Figure 1. Ternary System Diagram

Zone 2: OPC and CAC Binary System

• Advantage: Fast hardening

It includes OPC and CAC’s binary systems. These types of systems enable just a few minutes of fast setting which is used for repair works in small areas. The advantage of these types of systems is that they only have two components; however, their usage is limited since strengths lower than OPC are obtained from these mixtures and there is no shrinkage offset.

Zone 3; CAC-dominant Ternary System

• Advantage; Early Strength + Fast Drying + Shrinkage Prevention + Alkali Barrier

Transformation from Zone 2 to 3 corresponds to a decrease in OPC content and increase of [CAC + CS*]; this makes ettringite and hydrated alumina the main hydrate phase. In these systems, calcium sulphate is generally added as hemi-hydrate (plaster) or gypsum.

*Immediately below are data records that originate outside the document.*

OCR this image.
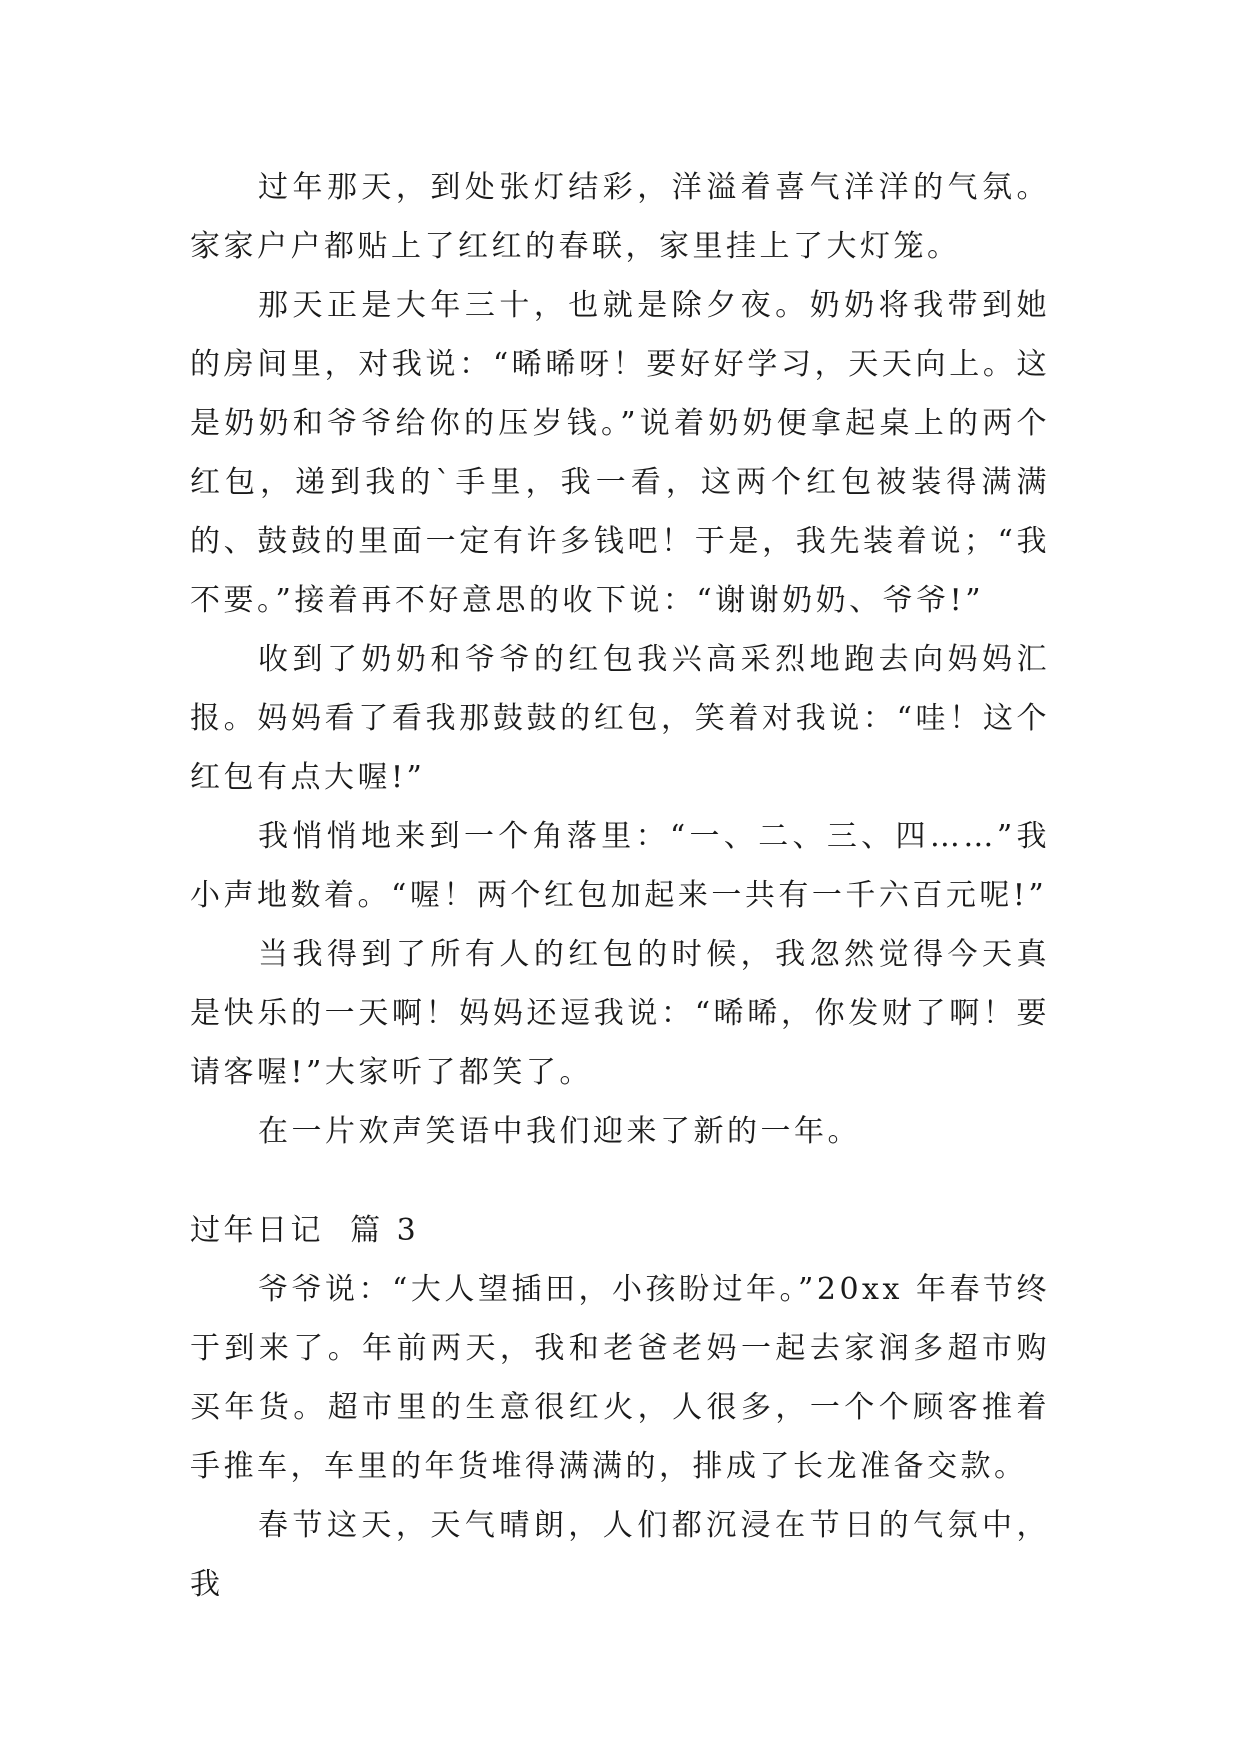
过年那天，到处张灯结彩，洋溢着喜气洋洋的气氛。家家户户都贴上了红红的春联，家里挂上了大灯笼。

那天正是大年三十，也就是除夕夜。奶奶将我带到她的房间里，对我说：“晞晞呀！要好好学习，天天向上。这是奶奶和爷爷给你的压岁钱。”说着奶奶便拿起桌上的两个红包，递到我的`手里，我一看，这两个红包被装得满满的、鼓鼓的里面一定有许多钱吧！于是，我先装着说；“我不要。”接着再不好意思的收下说：“谢谢奶奶、爷爷!”

收到了奶奶和爷爷的红包我兴高采烈地跑去向妈妈汇报。妈妈看了看我那鼓鼓的红包，笑着对我说：“哇！这个红包有点大喔!”

我悄悄地来到一个角落里：“一、二、三、四……”我小声地数着。“喔！两个红包加起来一共有一千六百元呢!”

当我得到了所有人的红包的时候，我忽然觉得今天真是快乐的一天啊！妈妈还逗我说：“晞晞，你发财了啊！要请客喔!”大家听了都笑了。

在一片欢声笑语中我们迎来了新的一年。

过年日记  篇 3

爷爷说：“大人望插田，小孩盼过年。”20xx 年春节终于到来了。年前两天，我和老爸老妈一起去家润多超市购买年货。超市里的生意很红火，人很多，一个个顾客推着手推车，车里的年货堆得满满的，排成了长龙准备交款。

春节这天，天气晴朗，人们都沉浸在节日的气氛中，我
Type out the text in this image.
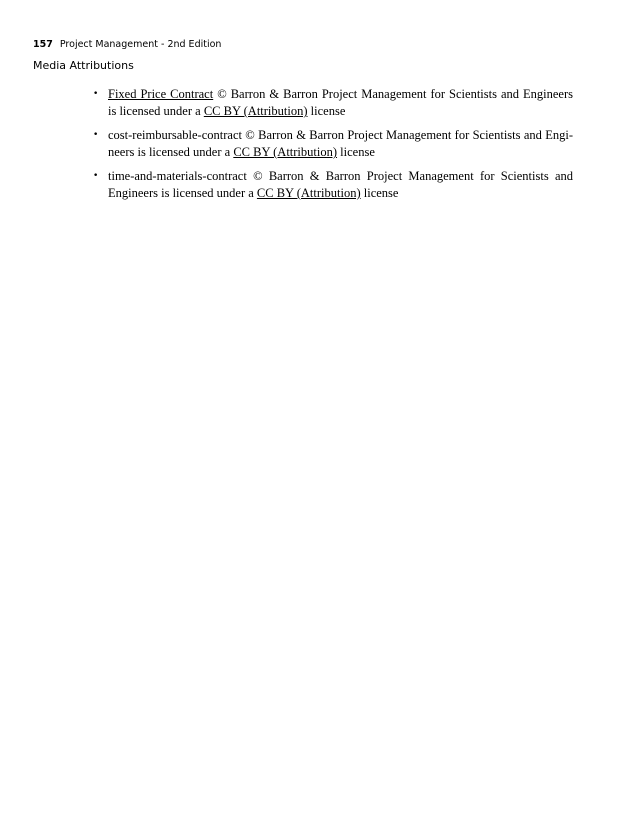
157 Project Management - 2nd Edition
Media Attributions
• Fixed Price Contract © Barron & Barron Project Management for Scientists and Engineers is licensed under a CC BY (Attribution) license
• cost-reimbursable-contract © Barron & Barron Project Management for Scientists and Engineers is licensed under a CC BY (Attribution) license
• time-and-materials-contract © Barron & Barron Project Management for Scientists and Engineers is licensed under a CC BY (Attribution) license
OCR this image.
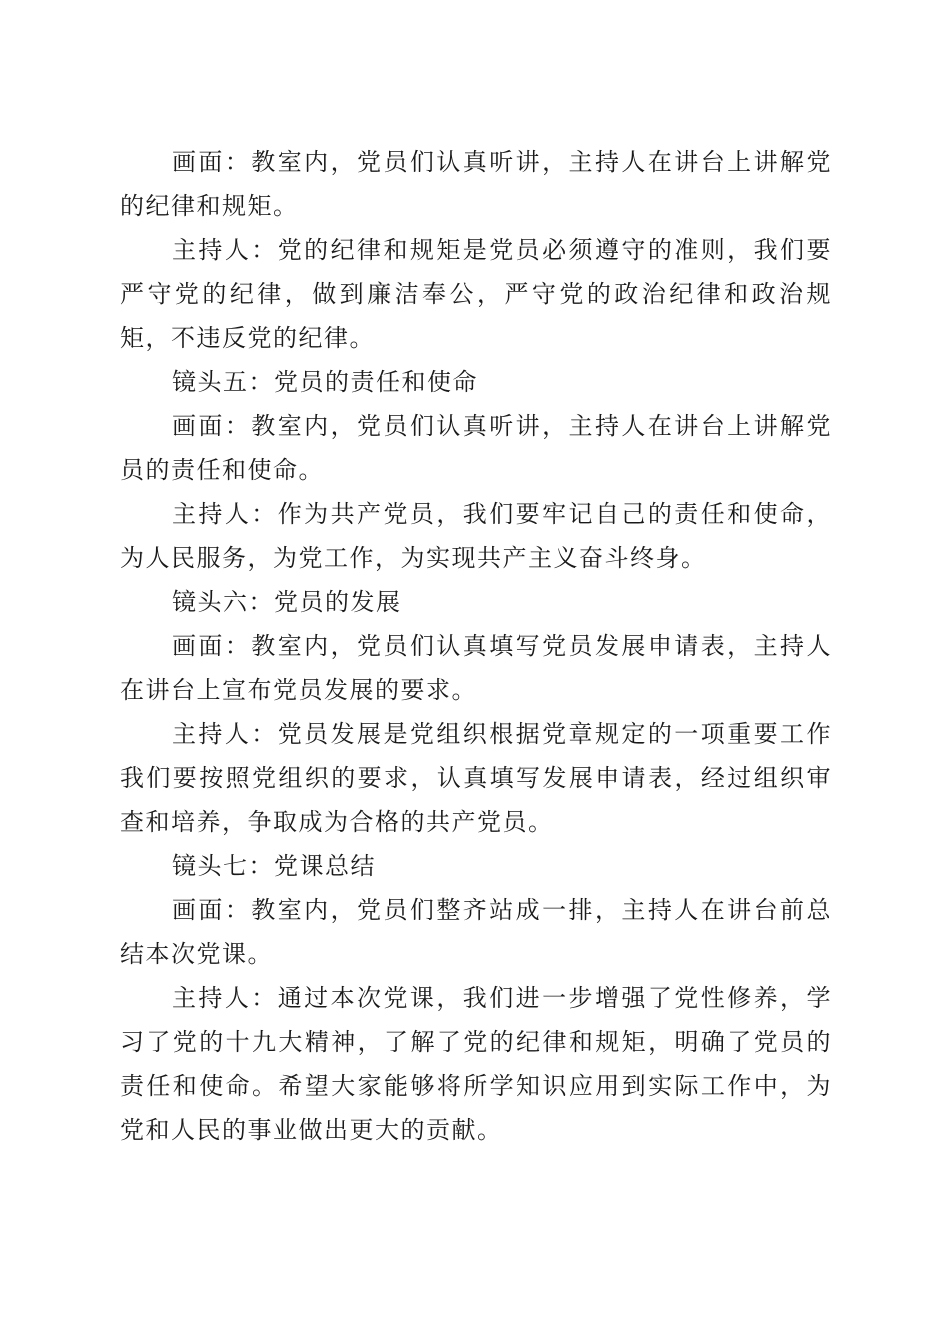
画面：教室内，党员们认真听讲，主持人在讲台上讲解党的纪律和规矩。

主持人：党的纪律和规矩是党员必须遵守的准则，我们要严守党的纪律，做到廉洁奉公，严守党的政治纪律和政治规矩，不违反党的纪律。

镜头五：党员的责任和使命

画面：教室内，党员们认真听讲，主持人在讲台上讲解党员的责任和使命。

主持人：作为共产党员，我们要牢记自己的责任和使命，为人民服务，为党工作，为实现共产主义奋斗终身。

镜头六：党员的发展

画面：教室内，党员们认真填写党员发展申请表，主持人在讲台上宣布党员发展的要求。

主持人：党员发展是党组织根据党章规定的一项重要工作我们要按照党组织的要求，认真填写发展申请表，经过组织审查和培养，争取成为合格的共产党员。

镜头七：党课总结

画面：教室内，党员们整齐站成一排，主持人在讲台前总结本次党课。

主持人：通过本次党课，我们进一步增强了党性修养，学习了党的十九大精神，了解了党的纪律和规矩，明确了党员的责任和使命。希望大家能够将所学知识应用到实际工作中，为党和人民的事业做出更大的贡献。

Compared to Zone 2, the properties of systems in Zone 3 related to ettringite formation are improved significantly and early age high strength and fast setting are obtained.

Zone 4; OPC-dominant Ternary System

• Advantage; Early Strength + Shrinkage Prevention

With the increase in CAC ratio, two steps characterize the strength development of the systems. The first step occurring in the first 24 hours is related to the major sedimentation of ettringite which originates from CAC and CS*(plaster) hydration and emerging with OPC phases which can contribute to calcium ions as well. The final strength should be clearly tested in these mixtures.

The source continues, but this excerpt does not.